Guidelines from the Centers for Disease Control and Prevention that make the rounds this week on the Internet clarify what we know about the transmission of coronavirus.
The virus does not spread easily through contaminated surfaces, according to C.D.C. For those who were worried about wiping out food bags or disinfecting mail packages, news headlines that highlighted this guidance in recent days may have led to some relief.
The coronavirus is believed to be mainly spread from one person to another, usually through drops when an infected person sneezes, coughs or speaks up close – even if the person does not show symptoms.
“The virus that causes Covid-19 spreads very easily and sustainably between humans,” says C.D.C. says on his website. “Information from the ongoing Covid-19 pandemic indicates that this virus is spreading more effectively than influenza, but not as effectively as measles, which is highly contagious.”
The website also says that people can get infected by “touching a surface or object that has the virus on it and then touching their own mouth, nose or possibly their eyes.” But they are “not believed to be the main way in which the virus spreads.”
The format for C.D.C. the site changed slightly this month, but the language of surfaces remained the same. It seems to have been placed under a new sub-heading – “The virus does not spread easily in other ways” – on May 11, and more information on the difficulty of catching the virus from animals was added.
Kristen Nordlund, spokeswoman for the agency, told us The Washington Post said the audits followed an internal review and were the product of “usability testing.”
“Our transmission language has not changed,” Nordlund said. “Covid-19 is spread primarily through close contact from person to person.”

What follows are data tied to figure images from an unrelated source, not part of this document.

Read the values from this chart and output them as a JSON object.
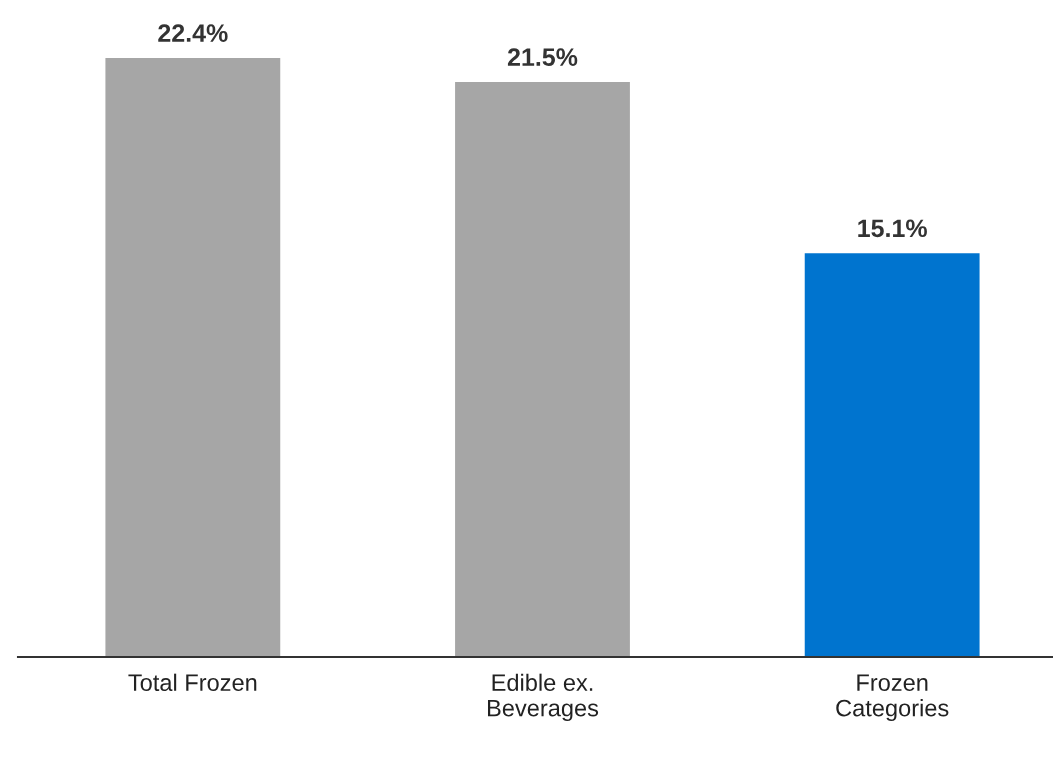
{
  "chart_data": {
    "type": "bar",
    "categories": [
      "Total Frozen",
      "Edible ex.\nBeverages",
      "Frozen\nCategories"
    ],
    "values": [
      22.4,
      21.5,
      15.1
    ],
    "colors": [
      "#a6a6a6",
      "#a6a6a6",
      "#0074cf"
    ],
    "value_labels": [
      "22.4%",
      "21.5%",
      "15.1%"
    ],
    "tick_labels": "x",
    "grid": false,
    "legend": false
  }
}
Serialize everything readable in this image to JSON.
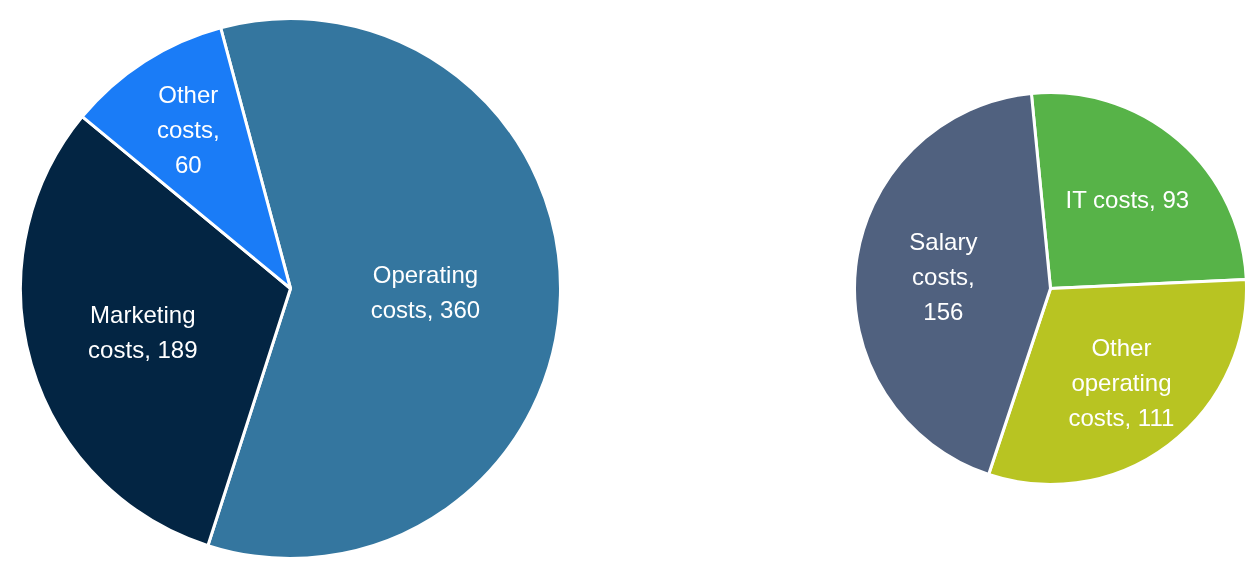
{
  "chart_data": [
    {
      "type": "pie",
      "categories": [
        "Operating costs, 360",
        "Marketing costs, 189",
        "Other costs, 60"
      ],
      "values": [
        360,
        189,
        60
      ],
      "colors": [
        "#34769f",
        "#032543",
        "#1a7cf7"
      ]
    },
    {
      "type": "pie",
      "categories": [
        "IT costs, 93",
        "Other operating costs, 111",
        "Salary costs, 156"
      ],
      "values": [
        93,
        111,
        156
      ],
      "colors": [
        "#57b348",
        "#b8c422",
        "#50617f"
      ]
    }
  ]
}
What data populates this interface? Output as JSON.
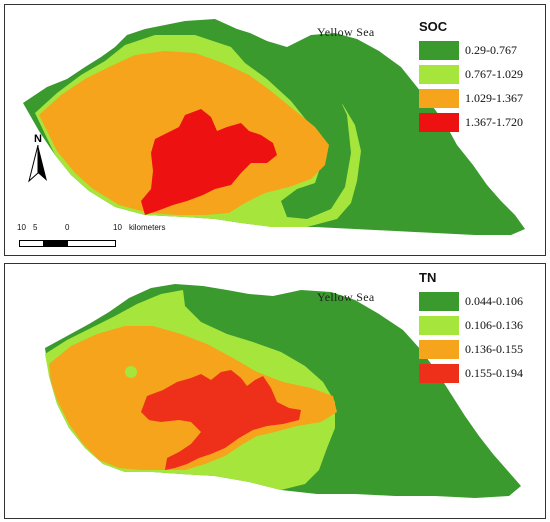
{
  "maps": {
    "soc": {
      "title": "SOC",
      "sea_label": "Yellow Sea",
      "legend": [
        {
          "label": "0.29-0.767",
          "color": "#3a9a2e"
        },
        {
          "label": "0.767-1.029",
          "color": "#a6e63c"
        },
        {
          "label": "1.029-1.367",
          "color": "#f5a41c"
        },
        {
          "label": "1.367-1.720",
          "color": "#ee1111"
        }
      ]
    },
    "tn": {
      "title": "TN",
      "sea_label": "Yellow Sea",
      "legend": [
        {
          "label": "0.044-0.106",
          "color": "#3a9a2e"
        },
        {
          "label": "0.106-0.136",
          "color": "#a6e63c"
        },
        {
          "label": "0.136-0.155",
          "color": "#f5a41c"
        },
        {
          "label": "0.155-0.194",
          "color": "#ee2f1a"
        }
      ]
    }
  },
  "north_arrow": {
    "label": "N"
  },
  "scale_bar": {
    "ticks": [
      "10",
      "5",
      "0",
      "10"
    ],
    "unit": "kilometers"
  }
}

Experts at C.D.C. and elsewhere is still learning about the new coronavirus.
There are questions about how the density of virus particles can affect transmission rates. Researchers do not yet know if all the speech, cough and neon drops that carry the particles are equally contagious or whether a certain amount of virus must be transmitted in order for a person to become ill by inhaling it. A study last week found that talking alone can launch thousands of drops into the air, and that they can remain suspended for eight to 14 minutes.
It seems that the virus spreads most easily when people are in close contact with each other – for example, in a conversation – or gather in poorly ventilated spaces, said Linsey Marr, aerosol scientist at Virginia Tech.
She said that for a person to catch the virus from the surface, it seems like some things should happen. First, the virus must be transmitted to the surface in sufficient quantities. Then it must survive on that surface until it was touched by someone else. And even if it was eventually transferred to, say, a person’s finger, it would then have to survive on the skin until the person accidentally touched an eye or mouth.
“There are just a lot more conditions that need to be met in order for the transfer to take place through the touch of these items,” Dr. Marr.
And since catching coronavirus from a contaminated surface is still considered a possibility, people who prefer to wipe down bags, boxes or park benches can still do so. C.D.C. recommends that you wash your hands frequently and clean or disinfect the affected areas regularly.